Sorrow was the perfect word too. It was heavy and low and dark. It wearily carried me along and had become my normal. Sorrow was as good as it got. At my absolute best, I was Eeyore.

And how I wish I could forget what I was like at my worst. When anxiety spiralled and swarmed and raged out of me. The cliché says living with a toddler is like owning a blender without a lid. But I don’t think I can even come close to explaining to you the enormity or severity of what that exploding Nutribullet meant to me every time it happened (or threatened to). A missed nap, an uneaten dinner, an irrational moment and instantly all evidence and rational thought flew up in the air, smashed and slashed by rotating blades. Panic got its slimy hands around my heart and squeezed. Catastrophe beat the drums of everlasting doom. Yes, I am being melodramatic; that’s kind of the point.

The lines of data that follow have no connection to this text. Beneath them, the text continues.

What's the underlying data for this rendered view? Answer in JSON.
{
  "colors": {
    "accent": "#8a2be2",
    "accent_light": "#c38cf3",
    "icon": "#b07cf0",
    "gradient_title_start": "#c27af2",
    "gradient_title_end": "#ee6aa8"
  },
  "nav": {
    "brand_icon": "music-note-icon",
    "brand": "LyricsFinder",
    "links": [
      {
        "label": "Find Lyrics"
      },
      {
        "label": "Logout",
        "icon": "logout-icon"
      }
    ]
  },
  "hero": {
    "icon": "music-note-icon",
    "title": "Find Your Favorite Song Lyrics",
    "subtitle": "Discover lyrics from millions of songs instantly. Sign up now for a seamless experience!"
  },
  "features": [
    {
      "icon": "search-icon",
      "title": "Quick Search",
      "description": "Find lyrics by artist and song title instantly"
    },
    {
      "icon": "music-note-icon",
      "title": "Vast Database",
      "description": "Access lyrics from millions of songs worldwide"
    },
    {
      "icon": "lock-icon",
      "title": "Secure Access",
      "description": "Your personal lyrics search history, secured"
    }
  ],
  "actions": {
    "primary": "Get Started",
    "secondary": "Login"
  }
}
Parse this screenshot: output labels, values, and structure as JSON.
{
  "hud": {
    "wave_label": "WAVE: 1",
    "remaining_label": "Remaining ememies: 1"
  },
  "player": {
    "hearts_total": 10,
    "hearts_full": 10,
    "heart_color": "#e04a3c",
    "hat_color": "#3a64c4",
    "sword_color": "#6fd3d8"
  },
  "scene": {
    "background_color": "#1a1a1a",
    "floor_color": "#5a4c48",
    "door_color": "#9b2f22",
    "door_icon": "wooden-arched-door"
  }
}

So, that was what it was like to live with me. Take your pick between Eeyore and the heroine in a Greek tragedy (with PMT). But in public I covered it up pretty well… or at least I tried to. I probably came across a bit tired and grumpy, a bit short with the kids and my husband. But I covered it up. For two and a half years. I have brilliant friends and family, I am pretty well read, I knew about postnatal depression but I honestly didn’t realise I had it. I was suicidal and I genuinely thought it was normal.

I’m better now. Not 100% but on an upward (slightly turbulent) trajectory. I was incredibly lucky that the dam finally broke all over a wonderful GP (who had innocently remarked my baby had dry skin and was rewarded by a wailing harridan confessing she was the worst mother in the world), and that I was referred to a fantastic cognitive behavioural therapist. That I got help and I learned I could cope, even if the lid did come off the Nutribullet and we got avocado all up the walls. That there was no such thing as perfect and who cared anyway. That self care is just as important as looking after the kids. I have bad moments not bad months. I have a lot more moments of brilliant, blinding sunshine. I see rainbows instead of magpies.

And that’s a shame, because I owe you an apology, Mrs Magpie, for judging you by your feathers.